Le meilleur traitement de la rétention urinaire chronique est d'éviter les médicaments responsables et de mobiliser et faire asseoir les patients aussi souvent que possible.
La constipation est fréquente et généralement secondaire aux médicaments anesthésiques, à la chirurgie intestinale, à l'immobilité post-opératoire, et aux opiacés. Une constipation est traitée en minimisant l'utilisation des opiacés et autres médicaments constipants, en favorisant un lever précoce après une chirurgie et, si les patients n'ont pas subi de chirurgie digestive, en administrant des laxatifs stimulants (p. ex., bisacodyl, séné, cascara).
Soins de la plaie
Le chirurgien doit individualiser les soins de chaque plaie, mais le pansement stérile placé en salle d'opération est généralement laissé intact pendant au moins 24 à 48 heures sauf si des signes d'infection surviennent (p. ex., augmentation de la douleur, érythème, surveillance du drainage). Après avoir enlevé le pansement post-opératoire, le site doit être vérifié 2 fois/jour pour détecter des signes d'infection. En cas d'infection, une exploration de la plaie, une évacuation d'un abcès et/ou une antibiothérapie générale peuvent être nécessaires. Les antibiotiques par voie locale n'ont aucun intérêt.
Les sutures, les agrafes et autres fermetures cutanées sont habituellement laissées en place 7 jours ou plus, selon le site de la chirurgie et le patient. Des plaies de la face et du cou peuvent guérir superficiellement en 3 jours; alors qu'une plaie des membres inférieurs peut mettre plusieurs semaines à atteindre un même niveau de guérison.
Si un drain est en place, il faut surveiller la quantité et la qualité de l'écoulement obtenu. Cependant, les tubes de drainage doivent être retirés dès que possible, car ils peuvent servir de nid pour l'infection et ne pas mettre en évidence les signes d'effets indésirables tels que des saignements ou une fuite anastomotique.
Fièvre
Une cause fréquente de fièvre post-opératoire est une réponse inflammatoire ou hypermétabolique à une opération. D'autres causes comprennent la pneumonie, les infections urinaires, les infections des plaies et les thromboembolies veineuses (thromboses veineuses profondes ou embolie pulmonaire). D'autres possibilités sont la fièvre induite par les médicaments et les infections des dispositifs implantables et des drains. Les causes courantes de fièvre au cours des jours ou semaines suivant la chirurgie comprennent les "six W":
infections des Wounds (Plaies)
Water (eau) (p. ex., infections urinaires)
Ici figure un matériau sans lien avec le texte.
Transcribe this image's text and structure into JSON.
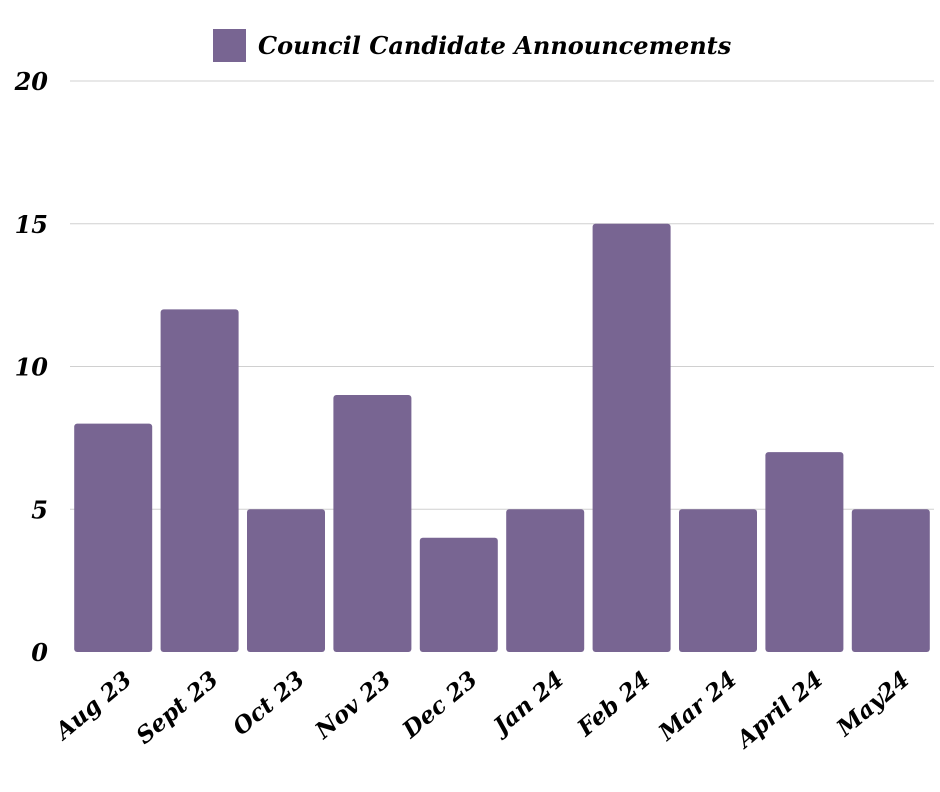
{
  "chart_data": {
    "type": "bar",
    "categories": [
      "Aug 23",
      "Sept 23",
      "Oct 23",
      "Nov 23",
      "Dec 23",
      "Jan 24",
      "Feb 24",
      "Mar 24",
      "April 24",
      "May24"
    ],
    "series": [
      {
        "name": "Council Candidate Announcements",
        "values": [
          8,
          12,
          5,
          9,
          4,
          5,
          15,
          5,
          7,
          5
        ],
        "color": "#786592"
      }
    ],
    "title": "",
    "xlabel": "",
    "ylabel": "",
    "ylim": [
      0,
      20
    ],
    "yticks": [
      "0",
      "5",
      "10",
      "15",
      "20"
    ],
    "grid": true,
    "legend_position": "top-center",
    "colors": {
      "bar": "#786592",
      "grid": "#d0d0d0",
      "text": "#000000"
    }
  }
}
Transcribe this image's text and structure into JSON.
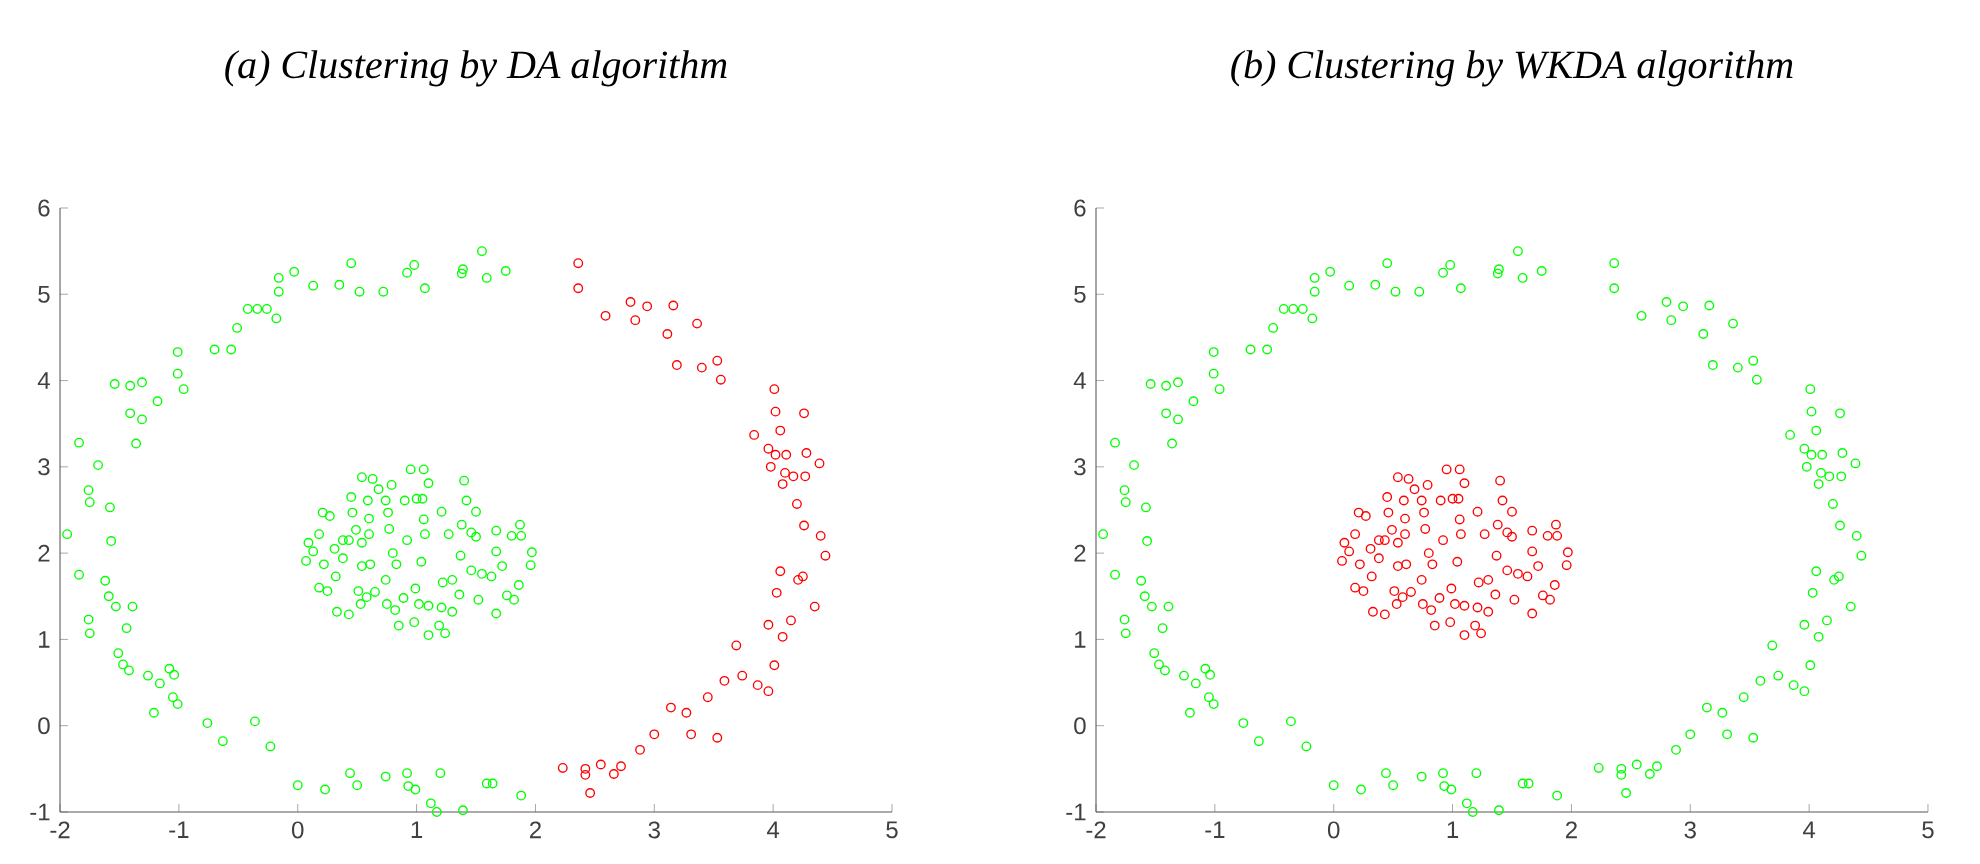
{
  "chart_data": [
    {
      "type": "scatter",
      "title": "(a) Clustering by DA algorithm",
      "marker": "circle",
      "xlim": [
        -2,
        5
      ],
      "ylim": [
        -1,
        6
      ],
      "xticks": [
        -2,
        -1,
        0,
        1,
        2,
        3,
        4,
        5
      ],
      "yticks": [
        -1,
        0,
        1,
        2,
        3,
        4,
        5,
        6
      ],
      "series": [
        {
          "color": "#00ff00",
          "x": [
            -1.94,
            -1.84,
            -1.84,
            -1.68,
            -1.76,
            -1.75,
            -1.58,
            -1.57,
            -1.62,
            -1.59,
            -1.53,
            -1.39,
            -1.76,
            -1.75,
            -1.44,
            -1.51,
            -1.47,
            -1.42,
            -1.26,
            -1.16,
            -1.08,
            -1.04,
            -1.05,
            -1.01,
            -1.21,
            -0.76,
            -0.63,
            -0.36,
            -0.23,
            0.0,
            0.23,
            0.44,
            0.5,
            0.74,
            0.92,
            0.93,
            0.99,
            1.2,
            1.12,
            1.17,
            1.39,
            1.59,
            1.64,
            1.88,
            -1.54,
            -1.41,
            -1.31,
            -1.41,
            -1.31,
            -1.36,
            -1.18,
            -1.01,
            -1.01,
            -0.96,
            -0.7,
            -0.56,
            -0.51,
            -0.42,
            -0.34,
            -0.26,
            -0.18,
            -0.16,
            -0.16,
            -0.03,
            0.13,
            0.35,
            0.45,
            0.52,
            0.72,
            0.92,
            0.98,
            1.07,
            1.38,
            1.39,
            1.55,
            1.59,
            1.75,
            0.07,
            0.09,
            0.18,
            0.21,
            0.27,
            0.13,
            0.22,
            0.18,
            0.25,
            0.32,
            0.33,
            0.43,
            0.31,
            0.38,
            0.43,
            0.38,
            0.45,
            0.46,
            0.49,
            0.54,
            0.6,
            0.54,
            0.54,
            0.61,
            0.51,
            0.58,
            0.53,
            0.65,
            0.63,
            0.68,
            0.74,
            0.76,
            0.79,
            0.77,
            0.83,
            0.8,
            0.74,
            0.75,
            0.82,
            0.85,
            0.92,
            0.9,
            0.95,
            1.06,
            1.1,
            1.0,
            1.05,
            1.06,
            1.07,
            1.04,
            0.89,
            0.99,
            1.02,
            0.98,
            1.1,
            1.1,
            1.19,
            1.21,
            1.24,
            1.3,
            1.21,
            1.22,
            1.3,
            1.36,
            1.38,
            1.37,
            1.4,
            1.42,
            1.5,
            1.27,
            1.46,
            1.5,
            1.46,
            1.55,
            1.52,
            1.67,
            1.67,
            1.72,
            1.8,
            1.88,
            1.87,
            1.97,
            1.96,
            1.86,
            1.76,
            1.82,
            1.67,
            1.63,
            0.6,
            0.59
          ],
          "values": [
            2.22,
            3.28,
            1.75,
            3.02,
            2.73,
            2.59,
            2.53,
            2.14,
            1.68,
            1.5,
            1.38,
            1.38,
            1.23,
            1.07,
            1.13,
            0.84,
            0.71,
            0.64,
            0.58,
            0.49,
            0.66,
            0.59,
            0.33,
            0.25,
            0.15,
            0.03,
            -0.18,
            0.05,
            -0.24,
            -0.69,
            -0.74,
            -0.55,
            -0.69,
            -0.59,
            -0.55,
            -0.7,
            -0.74,
            -0.55,
            -0.9,
            -1.0,
            -0.98,
            -0.67,
            -0.67,
            -0.81,
            3.96,
            3.94,
            3.98,
            3.62,
            3.55,
            3.27,
            3.76,
            4.33,
            4.08,
            3.9,
            4.36,
            4.36,
            4.61,
            4.83,
            4.83,
            4.83,
            4.72,
            5.03,
            5.19,
            5.26,
            5.1,
            5.11,
            5.36,
            5.03,
            5.03,
            5.25,
            5.34,
            5.07,
            5.24,
            5.29,
            5.5,
            5.19,
            5.27,
            1.91,
            2.12,
            2.22,
            2.47,
            2.43,
            2.02,
            1.87,
            1.6,
            1.56,
            1.73,
            1.32,
            1.29,
            2.05,
            2.15,
            2.15,
            1.94,
            2.65,
            2.47,
            2.27,
            2.88,
            2.22,
            2.12,
            1.85,
            1.87,
            1.56,
            1.49,
            1.41,
            1.55,
            2.86,
            2.74,
            2.61,
            2.47,
            2.79,
            2.28,
            1.87,
            2.0,
            1.69,
            1.41,
            1.34,
            1.16,
            2.15,
            2.61,
            2.97,
            2.97,
            2.81,
            2.63,
            2.63,
            2.39,
            2.22,
            1.9,
            1.48,
            1.59,
            1.41,
            1.2,
            1.39,
            1.05,
            1.16,
            1.37,
            1.07,
            1.32,
            2.48,
            1.66,
            1.69,
            1.52,
            2.33,
            1.97,
            2.84,
            2.61,
            2.48,
            2.22,
            2.24,
            2.19,
            1.8,
            1.76,
            1.46,
            2.26,
            2.02,
            1.85,
            2.2,
            2.2,
            2.33,
            2.01,
            1.86,
            1.63,
            1.51,
            1.46,
            1.3,
            1.73,
            2.4,
            2.61
          ]
        },
        {
          "color": "#ff0000",
          "x": [
            2.36,
            2.36,
            2.59,
            2.8,
            2.84,
            2.94,
            3.16,
            3.11,
            3.36,
            3.19,
            3.4,
            3.53,
            3.56,
            4.01,
            4.02,
            4.06,
            4.26,
            3.84,
            3.96,
            4.02,
            3.98,
            4.11,
            4.28,
            4.39,
            4.1,
            4.17,
            4.27,
            4.08,
            4.2,
            4.26,
            4.4,
            4.44,
            4.06,
            4.03,
            4.21,
            4.25,
            4.35,
            3.96,
            4.15,
            4.08,
            3.69,
            4.01,
            3.59,
            3.74,
            3.87,
            3.96,
            3.45,
            3.14,
            3.27,
            3.31,
            3.53,
            3.0,
            2.88,
            2.72,
            2.66,
            2.55,
            2.42,
            2.42,
            2.46,
            2.23
          ],
          "values": [
            5.36,
            5.07,
            4.75,
            4.91,
            4.7,
            4.86,
            4.87,
            4.54,
            4.66,
            4.18,
            4.15,
            4.23,
            4.01,
            3.9,
            3.64,
            3.42,
            3.62,
            3.37,
            3.21,
            3.14,
            3.0,
            3.14,
            3.16,
            3.04,
            2.93,
            2.89,
            2.89,
            2.8,
            2.57,
            2.32,
            2.2,
            1.97,
            1.79,
            1.54,
            1.69,
            1.73,
            1.38,
            1.17,
            1.22,
            1.03,
            0.93,
            0.7,
            0.52,
            0.58,
            0.47,
            0.4,
            0.33,
            0.21,
            0.15,
            -0.1,
            -0.14,
            -0.1,
            -0.28,
            -0.47,
            -0.56,
            -0.45,
            -0.5,
            -0.57,
            -0.78,
            -0.49
          ]
        }
      ]
    },
    {
      "type": "scatter",
      "title": "(b) Clustering by WKDA algorithm",
      "marker": "circle",
      "xlim": [
        -2,
        5
      ],
      "ylim": [
        -1,
        6
      ],
      "xticks": [
        -2,
        -1,
        0,
        1,
        2,
        3,
        4,
        5
      ],
      "yticks": [
        -1,
        0,
        1,
        2,
        3,
        4,
        5,
        6
      ],
      "series": [
        {
          "color": "#00ff00",
          "x": [
            -1.94,
            -1.84,
            -1.84,
            -1.68,
            -1.76,
            -1.75,
            -1.58,
            -1.57,
            -1.62,
            -1.59,
            -1.53,
            -1.39,
            -1.76,
            -1.75,
            -1.44,
            -1.51,
            -1.47,
            -1.42,
            -1.26,
            -1.16,
            -1.08,
            -1.04,
            -1.05,
            -1.01,
            -1.21,
            -0.76,
            -0.63,
            -0.36,
            -0.23,
            0.0,
            0.23,
            0.44,
            0.5,
            0.74,
            0.92,
            0.93,
            0.99,
            1.2,
            1.12,
            1.17,
            1.39,
            1.59,
            1.64,
            1.88,
            -1.54,
            -1.41,
            -1.31,
            -1.41,
            -1.31,
            -1.36,
            -1.18,
            -1.01,
            -1.01,
            -0.96,
            -0.7,
            -0.56,
            -0.51,
            -0.42,
            -0.34,
            -0.26,
            -0.18,
            -0.16,
            -0.16,
            -0.03,
            0.13,
            0.35,
            0.45,
            0.52,
            0.72,
            0.92,
            0.98,
            1.07,
            1.38,
            1.39,
            1.55,
            1.59,
            1.75,
            2.36,
            2.36,
            2.59,
            2.8,
            2.84,
            2.94,
            3.16,
            3.11,
            3.36,
            3.19,
            3.4,
            3.53,
            3.56,
            4.01,
            4.02,
            4.06,
            4.26,
            3.84,
            3.96,
            4.02,
            3.98,
            4.11,
            4.28,
            4.39,
            4.1,
            4.17,
            4.27,
            4.08,
            4.2,
            4.26,
            4.4,
            4.44,
            4.06,
            4.03,
            4.21,
            4.25,
            4.35,
            3.96,
            4.15,
            4.08,
            3.69,
            4.01,
            3.59,
            3.74,
            3.87,
            3.96,
            3.45,
            3.14,
            3.27,
            3.31,
            3.53,
            3.0,
            2.88,
            2.72,
            2.66,
            2.55,
            2.42,
            2.42,
            2.46,
            2.23
          ],
          "values": [
            2.22,
            3.28,
            1.75,
            3.02,
            2.73,
            2.59,
            2.53,
            2.14,
            1.68,
            1.5,
            1.38,
            1.38,
            1.23,
            1.07,
            1.13,
            0.84,
            0.71,
            0.64,
            0.58,
            0.49,
            0.66,
            0.59,
            0.33,
            0.25,
            0.15,
            0.03,
            -0.18,
            0.05,
            -0.24,
            -0.69,
            -0.74,
            -0.55,
            -0.69,
            -0.59,
            -0.55,
            -0.7,
            -0.74,
            -0.55,
            -0.9,
            -1.0,
            -0.98,
            -0.67,
            -0.67,
            -0.81,
            3.96,
            3.94,
            3.98,
            3.62,
            3.55,
            3.27,
            3.76,
            4.33,
            4.08,
            3.9,
            4.36,
            4.36,
            4.61,
            4.83,
            4.83,
            4.83,
            4.72,
            5.03,
            5.19,
            5.26,
            5.1,
            5.11,
            5.36,
            5.03,
            5.03,
            5.25,
            5.34,
            5.07,
            5.24,
            5.29,
            5.5,
            5.19,
            5.27,
            5.36,
            5.07,
            4.75,
            4.91,
            4.7,
            4.86,
            4.87,
            4.54,
            4.66,
            4.18,
            4.15,
            4.23,
            4.01,
            3.9,
            3.64,
            3.42,
            3.62,
            3.37,
            3.21,
            3.14,
            3.0,
            3.14,
            3.16,
            3.04,
            2.93,
            2.89,
            2.89,
            2.8,
            2.57,
            2.32,
            2.2,
            1.97,
            1.79,
            1.54,
            1.69,
            1.73,
            1.38,
            1.17,
            1.22,
            1.03,
            0.93,
            0.7,
            0.52,
            0.58,
            0.47,
            0.4,
            0.33,
            0.21,
            0.15,
            -0.1,
            -0.14,
            -0.1,
            -0.28,
            -0.47,
            -0.56,
            -0.45,
            -0.5,
            -0.57,
            -0.78,
            -0.49
          ]
        },
        {
          "color": "#ff0000",
          "x": [
            0.07,
            0.09,
            0.18,
            0.21,
            0.27,
            0.13,
            0.22,
            0.18,
            0.25,
            0.32,
            0.33,
            0.43,
            0.31,
            0.38,
            0.43,
            0.38,
            0.45,
            0.46,
            0.49,
            0.54,
            0.6,
            0.54,
            0.54,
            0.61,
            0.51,
            0.58,
            0.53,
            0.65,
            0.63,
            0.68,
            0.74,
            0.76,
            0.79,
            0.77,
            0.83,
            0.8,
            0.74,
            0.75,
            0.82,
            0.85,
            0.92,
            0.9,
            0.95,
            1.06,
            1.1,
            1.0,
            1.05,
            1.06,
            1.07,
            1.04,
            0.89,
            0.99,
            1.02,
            0.98,
            1.1,
            1.1,
            1.19,
            1.21,
            1.24,
            1.3,
            1.21,
            1.22,
            1.3,
            1.36,
            1.38,
            1.37,
            1.4,
            1.42,
            1.5,
            1.27,
            1.46,
            1.5,
            1.46,
            1.55,
            1.52,
            1.67,
            1.67,
            1.72,
            1.8,
            1.88,
            1.87,
            1.97,
            1.96,
            1.86,
            1.76,
            1.82,
            1.67,
            1.63,
            0.6,
            0.59
          ],
          "values": [
            1.91,
            2.12,
            2.22,
            2.47,
            2.43,
            2.02,
            1.87,
            1.6,
            1.56,
            1.73,
            1.32,
            1.29,
            2.05,
            2.15,
            2.15,
            1.94,
            2.65,
            2.47,
            2.27,
            2.88,
            2.22,
            2.12,
            1.85,
            1.87,
            1.56,
            1.49,
            1.41,
            1.55,
            2.86,
            2.74,
            2.61,
            2.47,
            2.79,
            2.28,
            1.87,
            2.0,
            1.69,
            1.41,
            1.34,
            1.16,
            2.15,
            2.61,
            2.97,
            2.97,
            2.81,
            2.63,
            2.63,
            2.39,
            2.22,
            1.9,
            1.48,
            1.59,
            1.41,
            1.2,
            1.39,
            1.05,
            1.16,
            1.37,
            1.07,
            1.32,
            2.48,
            1.66,
            1.69,
            1.52,
            2.33,
            1.97,
            2.84,
            2.61,
            2.48,
            2.22,
            2.24,
            2.19,
            1.8,
            1.76,
            1.46,
            2.26,
            2.02,
            1.85,
            2.2,
            2.2,
            2.33,
            2.01,
            1.86,
            1.63,
            1.51,
            1.46,
            1.3,
            1.73,
            2.4,
            2.61
          ]
        }
      ]
    }
  ]
}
Wind (vent) (p. ex., atélectasie, pneumonie)
Walking (marche) (p. ex., thromboses veineuses profondes)
Wonder drugs (médicament miracle) (p. ex., la fièvre induite par le médicament)
Widgets (gadget) (p. ex., dispositifs implantables, drains)
Des soins optimaux post-opératoires (p. ex., déambulation précoce et ablation des cathéters vésicaux, soins méticuleux des plaies et des drains) peuvent réduire le risque de thrombose veineuse profonde, les infections urinaires et les infections des plaies. La spirométrie incitative et la kinésithérapie respiratoire peuvent réduire le risque de pneumopathie et doit être encouragée jusqu'à 10 fois 1 fois/heure.
Retour à une activité normale
Les patients doivent être encouragés à s'asseoir dans leur lit, à s'asseoir sur une chaise, à se lever et à faire de l'exercice autant que possible et sans danger pour leur état chirurgical et médical. La kinésithérapie ou une rééducation plus poussée peuvent être nécessaires chez certains patients, en fonction de la procédure et de leur état pré-opératoire.
Une perte de masse musculaire (sarcopénie) et de force se produit chez tous les patients qui subissent un alitement prolongé. Avec un alitement total, les jeunes adultes perdent environ 1% de masse musculaire/jour, mais les personnes âgées en perdent jusqu'à 5%/jour étant donné que les taux d'hormone de croissance diminuent avec l'âge. Il est essentiel d'éviter la fonte musculaire pour favoriser la guérison. Des carences nutritionnelles peuvent également contribuer à la sarcopénie. Ainsi, l'apport nutritionnel des patients doit être optimisé. La prise orale doit être encouragée et l'alimentation par sonde ou, rarement, par voie parentérale, peut être nécessaire.
Précautions à la sortie
Avant la sortie de l'hôpital ou d'un autre établissement chirurgical, les patients doivent être exempts de douleurs sévères et doivent avoir une conscience normale, une ventilation normale et être capable de boire, marcher et uriner.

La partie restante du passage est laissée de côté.